I don't know about you, but this situation of being single is hard and on top of that being a single mom its a bit more tough, you gotta be mom and dad at the same time. Doing both rolls on a daily basis, answering questions to a 5 year old girl and a  pre-teen 12 year old boy.  It's challenging, guiding them both thru the right path. One of the worst questions I have to answer is; "mom where is my dad?, those 5 words hurt to answer, specially today being Fathers day. Or when they go to their friend's house and they have a great family, mom, dad and siblings. Great!!! now kids feel more left out, then I get this horrible guilty feeling of not being able to have kept my marriage.  But the cruel reality is that I am not the only one in this world feeling like this, alone.  But fortunately I am blessed and extremely grateful that my family is healthy and we love each other.

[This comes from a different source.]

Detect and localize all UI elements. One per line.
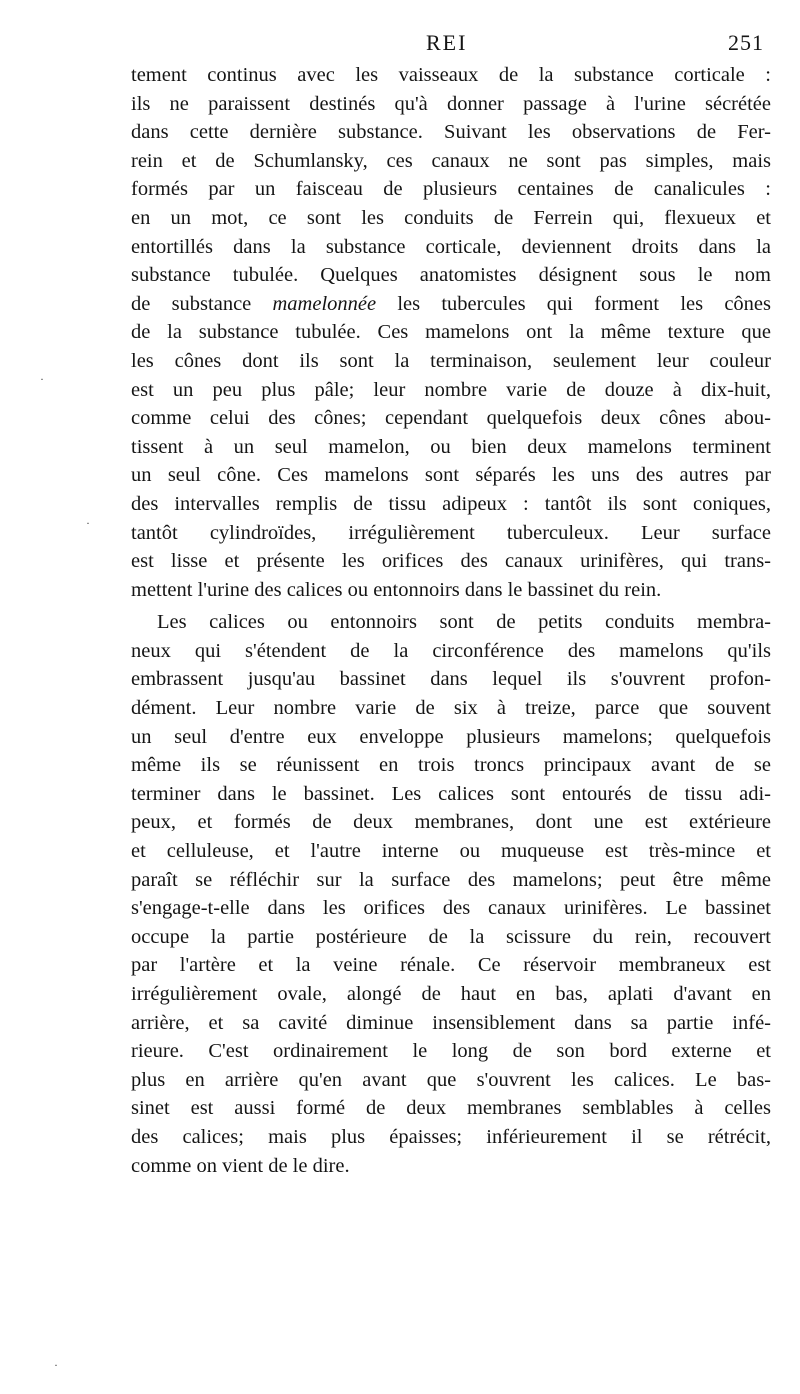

I am grateful that I am able to give them what I have, what I can afford, what they need and not always what they want.  Yes its frustrating not having prince charming, the one that will sweep me off my feet, the one that is crazy about me, hope to find him soon. But meanwhile, its all about me, hanging out with whom ever I want , going anywhere I want and doing what ever I want, making my own decisions on how to live my life to the fullest, as if it was the last day of my life, that's my every day motto.  Doing kind things, showing my kids to be  kind and humble, respecting the others for who they are, human beings.  I know this single life is a result of my actions on which I have accepted and endured for a better future.  But for now, single life it is.!!!